Shoe-related anxiety syndrome

This is partly a review of my Gipsy Dharma boots, which arrived yesterday, and partly an exposition of what I have just realised is a major issue of mine relating to buying new shoes. You see, most other clothes I'm good with - I buy nice clothes and feel good in them without feeling like I'm doing something wrong by buying them (unless they might have been made in a sweatshop, in which case my ethical discomfort is related not to the clothes themselves, but the conditions which my money is helping to create, and is therefore justified). But with shoes, I have this weird thing where if I buy a pair of shoes that I really love, but are not actually useful in any way, I feel really guilty - even if there's nothing to feel guilty about. I've decided to call it Shoe-Related Anxiety Syndrome, or SRAS.

I'm pretty sure I can track it down to this story by Hans Christian Anderson. I'm not sure quite what he was trying to teach little girls when he penned this one, but to my young and impressionable mind it meant one thing: if you like shoes (especially red ones) you must be a pretty bad person, and you'll probably get your feet chopped off. In fact, I do have a pair of red high heels, with bows on them, which I got from the op shop - and every time I wear them, this story comes to my mind especially strongly.
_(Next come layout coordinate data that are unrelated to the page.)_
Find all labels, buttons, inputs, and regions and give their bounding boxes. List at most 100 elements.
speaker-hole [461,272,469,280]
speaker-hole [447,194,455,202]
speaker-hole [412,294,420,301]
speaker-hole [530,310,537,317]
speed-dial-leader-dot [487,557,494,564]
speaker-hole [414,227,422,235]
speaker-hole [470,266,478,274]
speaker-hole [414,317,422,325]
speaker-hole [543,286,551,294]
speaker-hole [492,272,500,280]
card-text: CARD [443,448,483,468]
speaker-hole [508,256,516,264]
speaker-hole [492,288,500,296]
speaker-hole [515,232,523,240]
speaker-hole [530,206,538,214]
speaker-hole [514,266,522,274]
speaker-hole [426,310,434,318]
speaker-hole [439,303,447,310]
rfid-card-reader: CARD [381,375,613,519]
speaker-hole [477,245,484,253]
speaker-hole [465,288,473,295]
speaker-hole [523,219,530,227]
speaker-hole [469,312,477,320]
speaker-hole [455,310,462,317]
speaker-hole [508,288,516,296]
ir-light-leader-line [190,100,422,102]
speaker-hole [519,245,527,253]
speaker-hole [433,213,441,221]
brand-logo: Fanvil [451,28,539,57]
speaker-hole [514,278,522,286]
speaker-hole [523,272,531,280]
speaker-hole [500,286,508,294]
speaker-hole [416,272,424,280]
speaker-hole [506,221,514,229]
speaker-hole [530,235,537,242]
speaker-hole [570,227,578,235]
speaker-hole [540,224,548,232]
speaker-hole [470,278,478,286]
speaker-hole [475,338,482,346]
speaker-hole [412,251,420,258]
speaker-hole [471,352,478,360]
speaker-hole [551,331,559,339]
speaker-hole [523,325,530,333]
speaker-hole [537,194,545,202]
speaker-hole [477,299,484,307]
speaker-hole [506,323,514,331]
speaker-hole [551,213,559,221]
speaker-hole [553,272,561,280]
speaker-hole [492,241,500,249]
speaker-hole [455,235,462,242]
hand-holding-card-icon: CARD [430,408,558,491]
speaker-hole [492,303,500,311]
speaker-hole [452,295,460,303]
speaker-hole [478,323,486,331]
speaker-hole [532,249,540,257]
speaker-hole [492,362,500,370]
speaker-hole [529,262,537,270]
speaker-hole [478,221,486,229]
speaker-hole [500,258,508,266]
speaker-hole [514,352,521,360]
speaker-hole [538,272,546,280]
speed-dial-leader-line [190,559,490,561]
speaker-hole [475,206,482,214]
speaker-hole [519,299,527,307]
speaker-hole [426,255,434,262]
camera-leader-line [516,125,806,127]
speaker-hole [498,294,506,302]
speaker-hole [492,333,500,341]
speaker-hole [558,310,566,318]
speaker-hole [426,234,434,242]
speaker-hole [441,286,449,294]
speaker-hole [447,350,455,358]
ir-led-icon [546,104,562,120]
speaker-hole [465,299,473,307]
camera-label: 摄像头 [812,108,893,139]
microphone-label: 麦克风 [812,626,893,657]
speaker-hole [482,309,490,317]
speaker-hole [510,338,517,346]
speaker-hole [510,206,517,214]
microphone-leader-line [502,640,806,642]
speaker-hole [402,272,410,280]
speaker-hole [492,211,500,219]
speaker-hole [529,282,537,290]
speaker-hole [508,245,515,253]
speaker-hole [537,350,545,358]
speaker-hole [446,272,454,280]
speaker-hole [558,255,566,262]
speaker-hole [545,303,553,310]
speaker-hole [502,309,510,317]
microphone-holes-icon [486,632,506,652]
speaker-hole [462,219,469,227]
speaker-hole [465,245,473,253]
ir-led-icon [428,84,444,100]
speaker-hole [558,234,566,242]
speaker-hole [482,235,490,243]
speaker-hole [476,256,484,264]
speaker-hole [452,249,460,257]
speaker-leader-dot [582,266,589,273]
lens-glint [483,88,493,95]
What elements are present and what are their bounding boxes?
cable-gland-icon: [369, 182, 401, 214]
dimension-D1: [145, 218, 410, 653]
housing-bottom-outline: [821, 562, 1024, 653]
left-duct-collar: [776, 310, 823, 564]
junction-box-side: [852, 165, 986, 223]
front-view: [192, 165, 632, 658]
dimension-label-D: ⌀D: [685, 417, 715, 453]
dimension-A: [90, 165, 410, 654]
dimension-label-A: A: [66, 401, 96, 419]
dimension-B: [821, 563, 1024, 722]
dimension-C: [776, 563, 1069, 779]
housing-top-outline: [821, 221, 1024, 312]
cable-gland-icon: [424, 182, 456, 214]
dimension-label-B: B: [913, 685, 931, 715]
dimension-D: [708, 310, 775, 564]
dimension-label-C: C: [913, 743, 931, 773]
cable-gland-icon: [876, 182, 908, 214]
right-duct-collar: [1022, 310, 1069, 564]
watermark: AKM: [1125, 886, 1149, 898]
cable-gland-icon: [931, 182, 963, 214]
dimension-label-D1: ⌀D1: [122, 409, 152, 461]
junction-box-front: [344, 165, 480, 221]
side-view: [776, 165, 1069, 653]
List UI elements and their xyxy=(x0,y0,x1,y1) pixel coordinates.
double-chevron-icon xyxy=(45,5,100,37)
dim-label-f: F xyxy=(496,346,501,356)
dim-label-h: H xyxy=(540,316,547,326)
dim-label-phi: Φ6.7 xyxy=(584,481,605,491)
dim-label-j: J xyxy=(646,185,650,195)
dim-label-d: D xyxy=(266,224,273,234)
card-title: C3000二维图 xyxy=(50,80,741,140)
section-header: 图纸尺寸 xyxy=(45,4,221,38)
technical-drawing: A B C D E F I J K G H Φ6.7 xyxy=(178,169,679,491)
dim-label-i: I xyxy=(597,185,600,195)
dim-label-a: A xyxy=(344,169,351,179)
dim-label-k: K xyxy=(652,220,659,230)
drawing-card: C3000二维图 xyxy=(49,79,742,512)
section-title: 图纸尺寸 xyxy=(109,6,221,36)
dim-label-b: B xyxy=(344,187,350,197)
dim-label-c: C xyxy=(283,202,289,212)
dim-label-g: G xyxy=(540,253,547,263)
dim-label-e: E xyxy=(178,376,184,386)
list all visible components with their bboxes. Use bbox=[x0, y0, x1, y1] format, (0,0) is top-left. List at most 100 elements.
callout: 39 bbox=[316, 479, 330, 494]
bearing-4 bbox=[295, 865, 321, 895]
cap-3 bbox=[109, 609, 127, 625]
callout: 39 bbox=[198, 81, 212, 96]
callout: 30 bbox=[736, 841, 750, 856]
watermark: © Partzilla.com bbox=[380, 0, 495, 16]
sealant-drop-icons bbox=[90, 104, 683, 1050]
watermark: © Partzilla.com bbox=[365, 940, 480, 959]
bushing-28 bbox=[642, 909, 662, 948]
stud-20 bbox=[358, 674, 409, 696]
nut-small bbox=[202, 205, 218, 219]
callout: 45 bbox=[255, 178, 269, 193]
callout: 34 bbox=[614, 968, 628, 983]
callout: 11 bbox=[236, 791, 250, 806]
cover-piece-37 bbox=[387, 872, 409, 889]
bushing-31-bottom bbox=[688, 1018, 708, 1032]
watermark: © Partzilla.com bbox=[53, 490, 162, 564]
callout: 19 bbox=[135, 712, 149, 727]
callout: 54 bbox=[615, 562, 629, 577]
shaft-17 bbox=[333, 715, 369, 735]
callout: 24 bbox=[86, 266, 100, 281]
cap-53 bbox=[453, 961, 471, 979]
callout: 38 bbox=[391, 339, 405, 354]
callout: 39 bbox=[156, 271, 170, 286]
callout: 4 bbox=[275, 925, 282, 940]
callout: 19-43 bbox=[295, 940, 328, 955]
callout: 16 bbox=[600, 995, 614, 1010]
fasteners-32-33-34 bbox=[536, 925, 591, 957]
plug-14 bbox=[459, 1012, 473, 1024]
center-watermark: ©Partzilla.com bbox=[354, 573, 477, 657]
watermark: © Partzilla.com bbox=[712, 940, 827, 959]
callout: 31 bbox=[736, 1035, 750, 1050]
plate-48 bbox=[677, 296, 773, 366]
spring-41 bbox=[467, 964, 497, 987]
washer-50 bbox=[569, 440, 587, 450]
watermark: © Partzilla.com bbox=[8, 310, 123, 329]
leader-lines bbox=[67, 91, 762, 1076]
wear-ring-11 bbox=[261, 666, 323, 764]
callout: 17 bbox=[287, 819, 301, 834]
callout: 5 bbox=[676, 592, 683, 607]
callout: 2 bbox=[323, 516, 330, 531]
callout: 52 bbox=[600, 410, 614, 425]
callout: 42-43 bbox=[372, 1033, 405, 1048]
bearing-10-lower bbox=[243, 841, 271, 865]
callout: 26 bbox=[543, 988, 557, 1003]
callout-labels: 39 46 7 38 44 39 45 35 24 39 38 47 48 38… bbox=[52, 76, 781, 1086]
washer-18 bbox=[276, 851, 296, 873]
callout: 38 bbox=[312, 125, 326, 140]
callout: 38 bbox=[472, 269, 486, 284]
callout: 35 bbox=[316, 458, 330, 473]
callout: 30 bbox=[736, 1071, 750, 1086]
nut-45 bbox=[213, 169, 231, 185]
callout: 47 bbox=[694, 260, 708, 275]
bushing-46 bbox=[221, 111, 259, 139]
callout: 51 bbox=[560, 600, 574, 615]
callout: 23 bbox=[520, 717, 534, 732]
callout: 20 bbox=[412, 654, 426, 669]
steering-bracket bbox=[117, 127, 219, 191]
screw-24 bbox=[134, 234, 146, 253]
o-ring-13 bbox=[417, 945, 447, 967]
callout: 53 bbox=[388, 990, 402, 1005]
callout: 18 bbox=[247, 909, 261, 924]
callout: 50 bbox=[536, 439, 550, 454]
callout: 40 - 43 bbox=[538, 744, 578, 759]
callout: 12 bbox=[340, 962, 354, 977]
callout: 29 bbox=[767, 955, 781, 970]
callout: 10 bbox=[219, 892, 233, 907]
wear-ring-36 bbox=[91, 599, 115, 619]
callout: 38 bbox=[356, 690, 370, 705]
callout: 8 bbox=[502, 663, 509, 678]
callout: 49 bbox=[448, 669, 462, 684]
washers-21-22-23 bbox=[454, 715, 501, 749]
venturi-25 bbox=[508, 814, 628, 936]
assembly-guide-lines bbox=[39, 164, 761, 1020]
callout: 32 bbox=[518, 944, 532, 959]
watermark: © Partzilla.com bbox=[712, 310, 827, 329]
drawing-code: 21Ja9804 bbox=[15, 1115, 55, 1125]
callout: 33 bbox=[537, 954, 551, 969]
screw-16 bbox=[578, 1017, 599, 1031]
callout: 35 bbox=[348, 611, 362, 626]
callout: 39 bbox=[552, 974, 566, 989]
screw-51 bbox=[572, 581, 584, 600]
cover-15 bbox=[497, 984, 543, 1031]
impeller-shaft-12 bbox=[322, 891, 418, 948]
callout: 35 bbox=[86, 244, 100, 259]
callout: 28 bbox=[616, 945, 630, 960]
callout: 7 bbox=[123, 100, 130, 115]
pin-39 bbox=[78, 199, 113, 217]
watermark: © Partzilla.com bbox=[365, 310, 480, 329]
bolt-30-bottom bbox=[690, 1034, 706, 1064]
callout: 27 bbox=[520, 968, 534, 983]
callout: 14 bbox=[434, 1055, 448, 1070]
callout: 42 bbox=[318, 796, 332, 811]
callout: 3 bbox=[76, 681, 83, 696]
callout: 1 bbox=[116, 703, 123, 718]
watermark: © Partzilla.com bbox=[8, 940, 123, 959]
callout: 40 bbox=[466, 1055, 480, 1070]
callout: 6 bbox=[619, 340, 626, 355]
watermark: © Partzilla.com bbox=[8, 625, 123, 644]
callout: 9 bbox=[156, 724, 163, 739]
Anyhow, I had been coveting these amazing specimens ever since a friend of mine tipped me off to the Gipsy Dharma label.
Now, these boots have a lot of things going for them: for a start, they aren't red; they are also handmade from sustainably sourced leather; and the woman who started the company is the same woman who makes the shoes (as far as I am aware) - so no sweatshop! But, unfortunately, they are fairly expensive (because of the fact that they're hand made), and so not only my shoe-guilt but my innate stinginess stopped me from buying them straight away.

After my husband spent a fairly large amount of money on squash racquets and shoes, I finally decided, after much angst, that I was justified in buying them. To make room for them in my wardrobe (and to stave off the feeling of being horribly vain), I pared down my shoe collection by giving most of my boots and the heels I no longer wear to goodwill. Yesterday the precious boots arrived, prompting first a gleeful dance followed by an Ecclesiastes-style bout of existential guilt:

I denied myself nothing my eyes desired;
    I refused my heart no pleasure.
My heart took delight in all my labor,
    and this was the reward for all my toil.               Yet when I surveyed all that my hands had done
    and what I had toiled to achieve,
everything was meaningless, a chasing after the wind;
    nothing was gained under the sun.     (Ecclesiastes 2:10-11)
 However, I must report that these boots are definitely worth the money. They are incredibly comfortable as well as being beautiful. The leather is sheer, flexible, and warm-but-not-too-warm. They really do feel like a second skin - and I anticipate that this feeling will only grow as the leather wears in and moulds more to my leg. My SRAS will be somewhat mitigated by the fact that they are fairly practical shoes - sure, you can't go bush walking in them, but they are comfortable and pretty sturdy, so they can be used as regular everyday footwear.

One warning: if you purchase a pair which are, like mine, knee-high or taller, prepare to spend at least half a day figuring out the laces, which must be loosened all the way down and then re-tightened so that they fit your leg perfectly. My husband did most of the work on mine, and although I can now wear them, we still want to "fine-tune" the laces so that they are just right and as beautiful as they can be. I imagine the ankle boots are probably a bit easier to handle.

I will definitely be wearing these puppies A LOT (in fact, I'm wearing them right now, with my pajamas).

Now I just have to shake the subconscious fear that I won't be able to take them off again...

Oh and PS did I mention she does giveaways?

1 comment:

  1. What amazing writing. Please write a book or many books so we can all read a novel by Saskia Scott.